Nahezu jedes Bundesland hat zum Thema Ladenschluss eine etwas andere Meinung. Genereller Tenor ist aber, mit Ausnahme des Saarlandes, wo alles bleiben soll, wie es ist, dass die Mehrheit der Länder wohl für eine Abschaffung des Ladenschlussgesetzes plädieren wird. Ab dem 1. Januar wird es in einigen Ländern dann die grenzenlose Shoppingwelt rund um die Uhr geben. Der Markt wird sich schon selbst regulieren und die Öffnungszeiten werden sich einpendeln, davon sind die Befürworter der Freigabe überzeugt. Die Gegner sehen vor allem Wettbewerbsvorteile für Innenstadtlagen, große Einkaufzentren und Supermärkte auf der grünen Wiese.

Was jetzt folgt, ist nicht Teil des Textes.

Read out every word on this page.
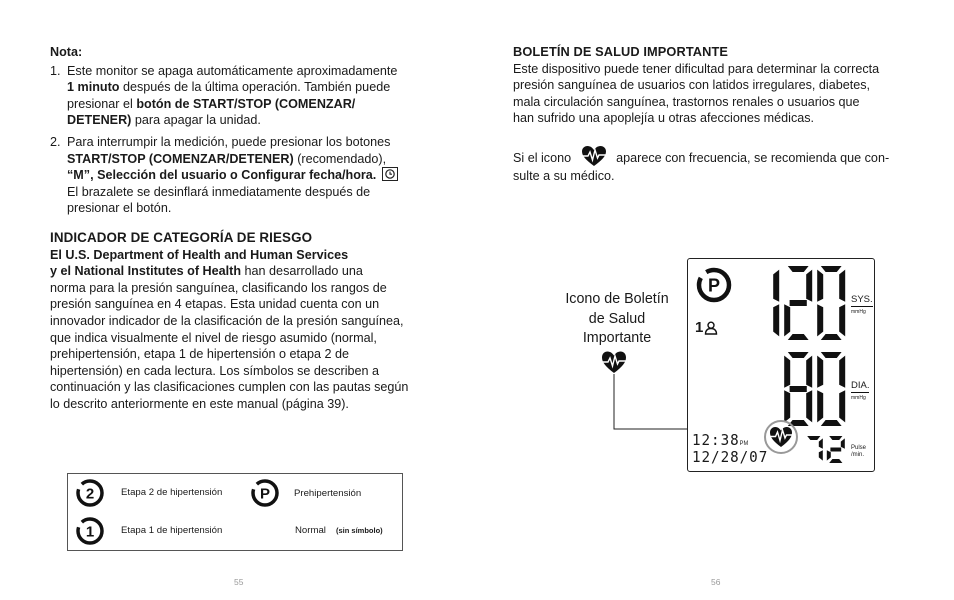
Nota:
1. Este monitor se apaga automáticamente aproximadamente
1 minuto después de la última operación. También puede
presionar el botón de START/STOP (COMENZAR/
DETENER) para apagar la unidad.
2. Para interrumpir la medición, puede presionar los botones
START/STOP (COMENZAR/DETENER) (recomendado),
“M”, Selección del usuario o Configurar fecha/hora.
El brazalete se desinflará inmediatamente después de
presionar el botón.
INDICADOR DE CATEGORÍA DE RIESGO
El U.S. Department of Health and Human Services
y el National Institutes of Health han desarrollado una
norma para la presión sanguínea, clasificando los rangos de
presión sanguínea en 4 etapas. Esta unidad cuenta con un
innovador indicador de la clasificación de la presión sanguínea,
que indica visualmente el nivel de riesgo asumido (normal,
prehipertensión, etapa 1 de hipertensión o etapa 2 de
hipertensión) en cada lectura. Los símbolos se describen a
continuación y las clasificaciones cumplen con las pautas según
lo descrito anteriormente en este manual (página 39).
2	Etapa 2 de hipertensión	P Prehipertensión
1	Etapa 1 de hipertensión	Normal (sin símbolo)
55
BOLETÍN DE SALUD IMPORTANTE
Este dispositivo puede tener dificultad para determinar la correcta
presión sanguínea de usuarios con latidos irregulares, diabetes,
mala circulación sanguínea, trastornos renales o usuarios que
han sufrido una apoplejía u otras afecciones médicas.
Si el icono	aparece con frecuencia, se recomienda que con-
sulte a su médico.
Icono de Boletín
de Salud
Importante
P
1
SYS.
mmHg
DIA.
mmHg
12:38PM
12/28/07	Pulse
/min.
56
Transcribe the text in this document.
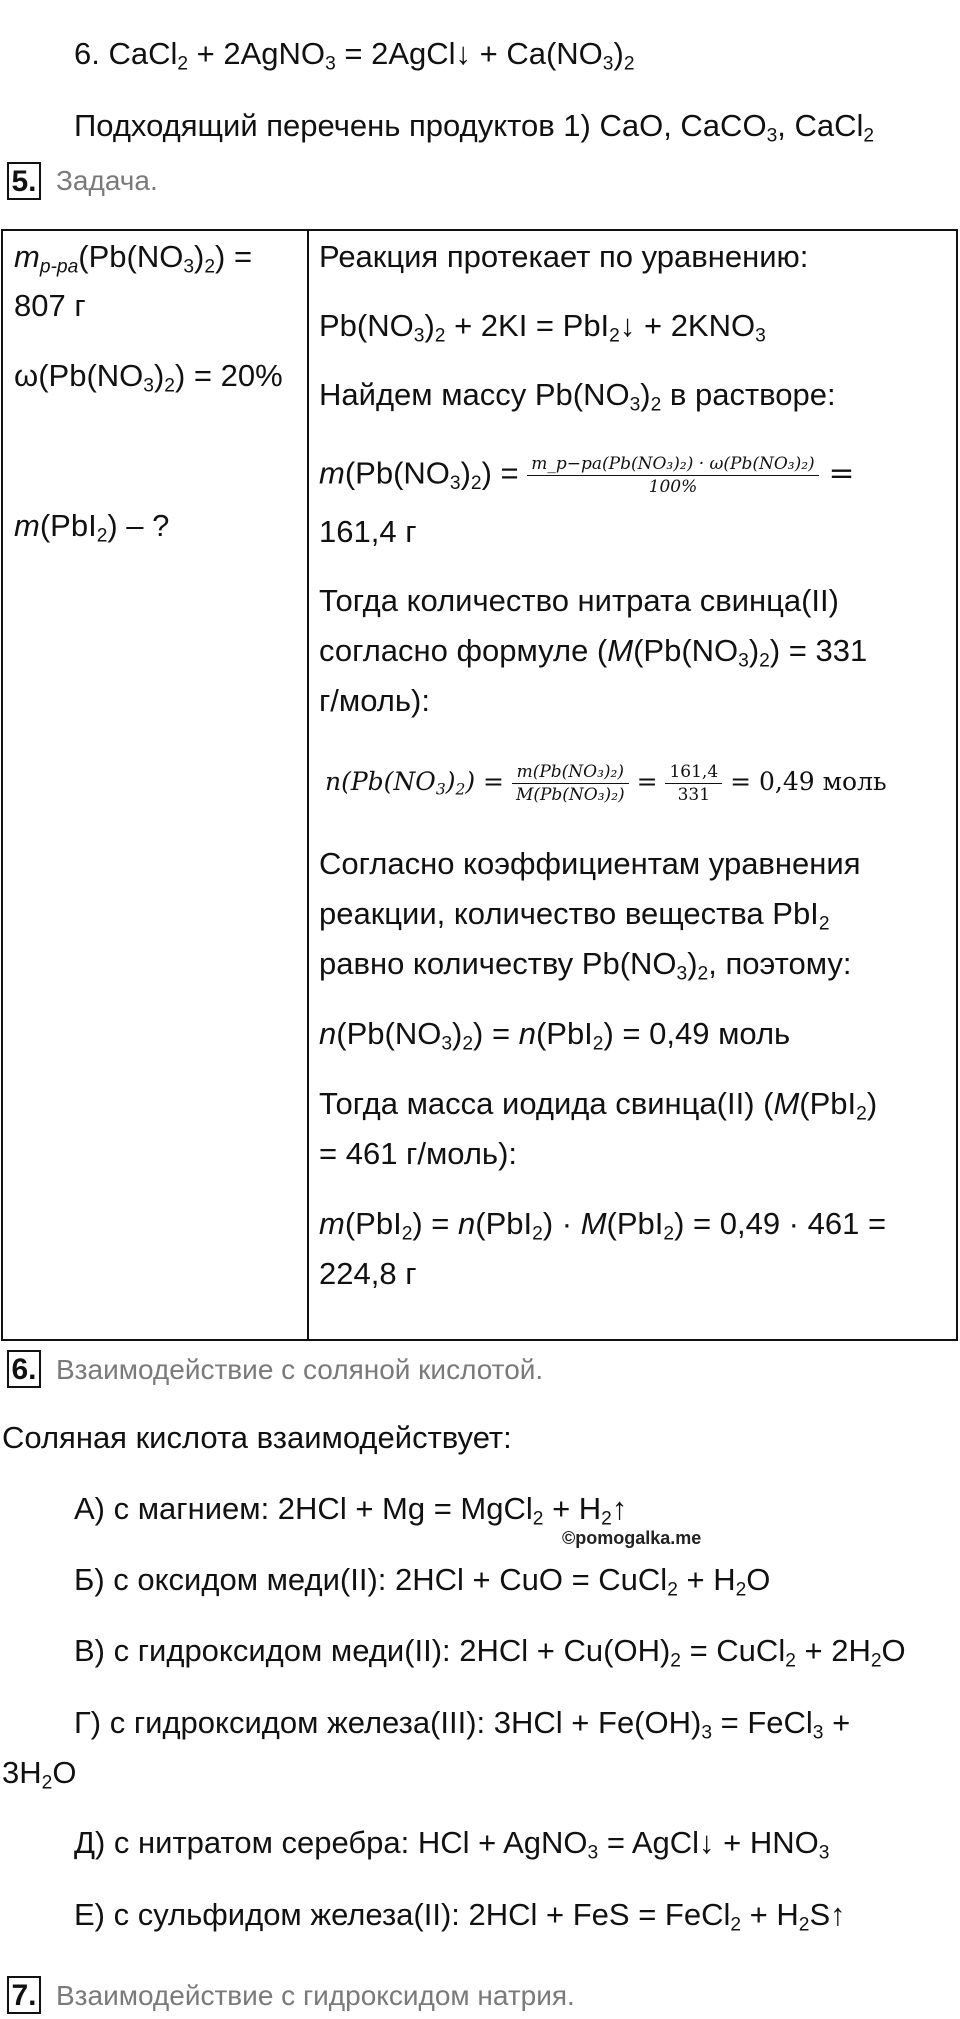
6. CaCl$_2$ + 2AgNO$_3$ = 2AgCl↓ + $Ca(NO_3)_2$
Подходящий перечень продуктов 1) CaO, CaCO$_3$, CaCl$_2$
5. Задача.
$m_{р-ра}(Pb(NO_3)_2)$ =
807 г
$\omega(Pb(NO_3)_2) = 20\%$
m(PbI$_2$) – ?
Реакция протекает по уравнению:
$Pb(NO_3)_2 + 2KI$ = PbI$_2$↓ + $2KNO_3$
Найдем массу $Pb(NO_3)_2$ в растворе:
$m(Pb(NO_3)_2) = \frac{\text{m\_p−pa(Pb(NO₃)₂) · ω(Pb(NO₃)₂)}}{100\%}$ =
161,4 г
Тогда количество нитрата свинца(II)
согласно формуле ($M(Pb(NO_3)_2) = 331$
г/моль):
$n(Pb(NO_3)_2) = \frac{\text{m(Pb(NO₃)₂)}}{\text{M(Pb(NO₃)₂)}} = \frac{161,4}{331} = 0,49$ моль
Согласно коэффициентам уравнения
реакции, количество вещества PbI$_2$
равно количеству $Pb(NO_3)_2$, поэтому:
$n(Pb(NO_3)_2) = n(PbI_2) = 0,49$ моль
Тогда масса иодида свинца(II) (M(PbI$_2$)
= 461 г/моль):
m(PbI$_2$) = n(PbI$_2$) · M(PbI$_2$) = 0,49 · 461 =
224,8 г
6. Взаимодействие с соляной кислотой.
Соляная кислота взаимодействует:
А) с магнием: 2HCl + Mg = MgCl$_2$ + $H_2↑$
©pomogalka.me
Б) с оксидом меди(II): 2HCl + CuO = CuCl$_2$ + $H_2O$
В) с гидроксидом меди(II): $2HCl + Cu(OH)_2$ = CuCl$_2$ + $2H_2O$
Г) с гидроксидом железа(III): $3HCl + Fe(OH)_3$ = FeCl$_3$ +
$3H_2O$
Д) с нитратом серебра: HCl + AgNO$_3$ = AgCl↓ + $HNO_3$
Е) с сульфидом железа(II): 2HCl + FeS = FeCl$_2$ + $H_2S↑$
7. Взаимодействие с гидроксидом натрия.
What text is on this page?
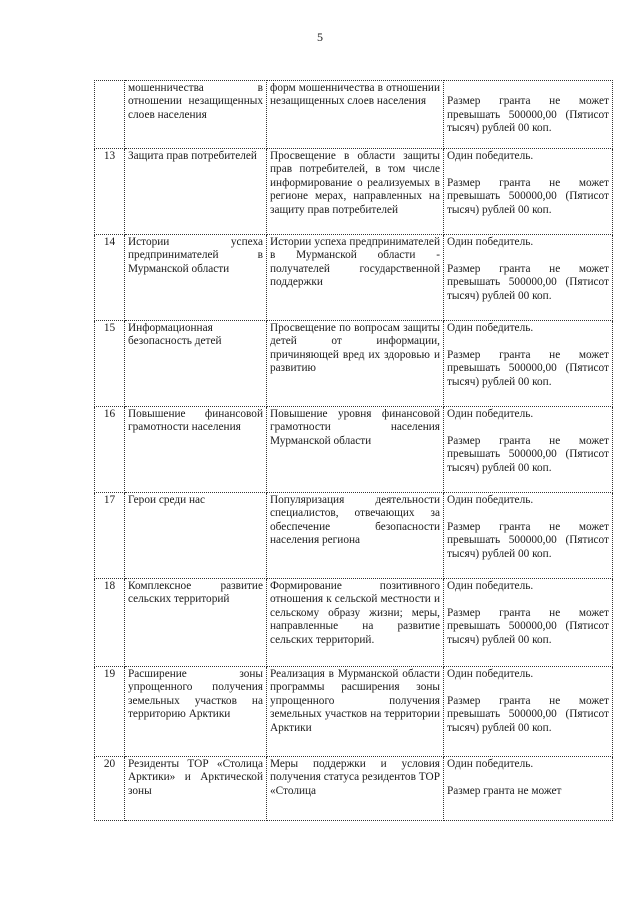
5
	мошенничества в отношении незащищенных слоев населения	форм мошенничества в отношении незащищенных слоев населения	Размер гранта не может превышать 500000,00 (Пятисот тысяч) рублей 00 коп.

13	Защита прав потребителей	Просвещение в области защиты прав потребителей, в том числе информирование о реализуемых в регионе мерах, направленных на защиту прав потребителей	Один победитель.
Размер гранта не может превышать 500000,00 (Пятисот тысяч) рублей 00 коп.

14	Истории успеха предпринимателей в Мурманской области	Истории успеха предпринимателей в Мурманской области - получателей государственной поддержки	Один победитель.
Размер гранта не может превышать 500000,00 (Пятисот тысяч) рублей 00 коп.

15	Информационная безопасность детей	Просвещение по вопросам защиты детей от информации, причиняющей вред их здоровью и развитию	Один победитель.
Размер гранта не может превышать 500000,00 (Пятисот тысяч) рублей 00 коп.

16	Повышение финансовой грамотности населения	Повышение уровня финансовой грамотности населения Мурманской области	Один победитель.
Размер гранта не может превышать 500000,00 (Пятисот тысяч) рублей 00 коп.

17	Герои среди нас	Популяризация деятельности специалистов, отвечающих за обеспечение безопасности населения региона	Один победитель.
Размер гранта не может превышать 500000,00 (Пятисот тысяч) рублей 00 коп.

18	Комплексное развитие сельских территорий	Формирование позитивного отношения к сельской местности и сельскому образу жизни; меры, направленные на развитие сельских территорий.	Один победитель.
Размер гранта не может превышать 500000,00 (Пятисот тысяч) рублей 00 коп.

19	Расширение зоны упрощенного получения земельных участков на территорию Арктики	Реализация в Мурманской области программы расширения зоны упрощенного получения земельных участков на территории Арктики	Один победитель.
Размер гранта не может превышать 500000,00 (Пятисот тысяч) рублей 00 коп.

20	Резиденты ТОР «Столица Арктики» и Арктической зоны	Меры поддержки и условия получения статуса резидентов ТОР «Столица	Один победитель.
Размер гранта не может
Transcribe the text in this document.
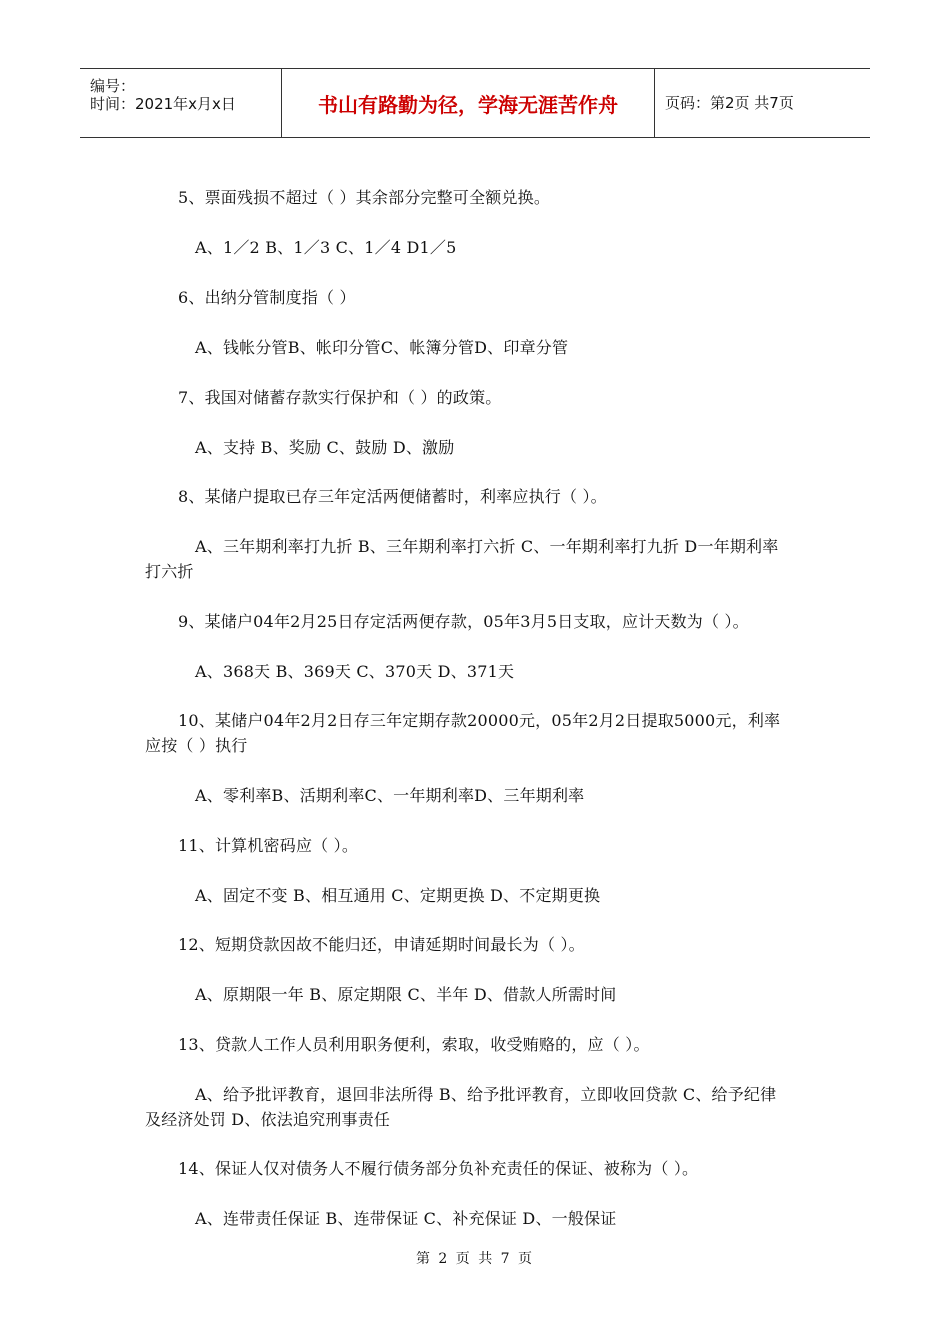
编号：
时间：2021年x月x日	书山有路勤为径，学海无涯苦作舟	页码：第2页 共7页
5、票面残损不超过（ ）其余部分完整可全额兑换。
A、1／2 B、1／3 C、1／4 D1／5
6、出纳分管制度指（ ）
A、钱帐分管B、帐印分管C、帐簿分管D、印章分管
7、我国对储蓄存款实行保护和（ ）的政策。
A、支持 B、奖励 C、鼓励 D、激励
8、某储户提取已存三年定活两便储蓄时，利率应执行（ ）。
A、三年期利率打九折 B、三年期利率打六折 C、一年期利率打九折 D一年期利率
打六折
9、某储户04年2月25日存定活两便存款，05年3月5日支取，应计天数为（ ）。
A、368天 B、369天 C、370天 D、371天
10、某储户04年2月2日存三年定期存款20000元，05年2月2日提取5000元，利率
应按（ ）执行
A、零利率B、活期利率C、一年期利率D、三年期利率
11、计算机密码应（ ）。
A、固定不变 B、相互通用 C、定期更换 D、不定期更换
12、短期贷款因故不能归还，申请延期时间最长为（ ）。
A、原期限一年 B、原定期限 C、半年 D、借款人所需时间
13、贷款人工作人员利用职务便利，索取，收受贿赂的，应（ ）。
A、给予批评教育，退回非法所得 B、给予批评教育，立即收回贷款 C、给予纪律
及经济处罚 D、依法追究刑事责任
14、保证人仅对债务人不履行债务部分负补充责任的保证、被称为（ ）。
A、连带责任保证 B、连带保证 C、补充保证 D、一般保证
第 2 页 共 7 页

Bayerns Stimme für die Bäcker

Der bayerische Landesinnungsmeister Heinrich Traublinger spricht sich in einem offen Brief an alle Landtagsabgeordneten in Bayern ganz klar gegen eine Abschaffung des Ladenschlusses an Werktagen aus. Hauptargument der Bayern für den Erhalt des Ladenschlusses ist dabei die sicherlich unumstößliche Tatsache, dass der Verbraucher sein Geld nur einmal ausgeben kann. Echte Umsatzzuwächse in der Summe erwartet auch auf Seiten der Befürworter kaum jemand. Es wird eben zu Umsatzverlagerungen kommen. Möglich sind durchaus auch Preiserhöhungen, denn längere Öffnungszeiten bedeuten ein Plus bei den Personalkosten, die sicher an die Kunden weitergegeben werden, so es denn möglich ist. Eine Befürchtung des bayerischen Verbandes liegt auch darin begründet, dass der mögliche Zwang zu längeren Öffnungszeiten buchstäblich auf dem Rücken des Mittelstandes ausgetragen wird.

Blick über die Grenze

In Großbritannien, Irland und Polen gibt es kein Ladenschlussgesetz, hier ist der Verkauf auch an Sonntagen rund um die Uhr möglich. In Frankreich gilt ein Öffnungsverbot nur noch eingeschränkt an Sonntagen, hier dürfen nur selbstständige Produzenten öffnen, was als Schutz für kleine Handwerksbetriebe gilt. Schweden und Portugal kennen unter der Woche auch keinen Ladenschluss. An Sonntagen darf erst am frühen Morgen geöffnet werden, dafür aber dann bis Mitternacht. In Dänemark, Griechenland und Spanien ist die Ladenöffnung lediglich am Wochenende reglementiert. Echte Ladenschlussgesetze gibt es noch in Österreich, Italien und den Niederlanden, wobei alle Regelungen weiter gefasst sind als die momentan in Deutschland geltenden Grenzen.

Ein Verlierer steht fest

Bisher waren Tankstellen in einer privilegierten Position, da sie nicht unter das Ladenschlussgesetz vielen. Eine weitgehende Liberalisierung in diesem Bereich wird die Geschäfte der Tankstellenshops mitunter hart treffen. Man mag dem Wegfall des Sonntagsbackverbotes noch nachtrauern, ein Gutes für die Bäcker hat es gehabt, die Tankstellen konnten ihre Expansionsgelüste in Richtung Backwaren nicht durchsetzen. Die Liberalisierung hat hier Umsätze zurück gebracht.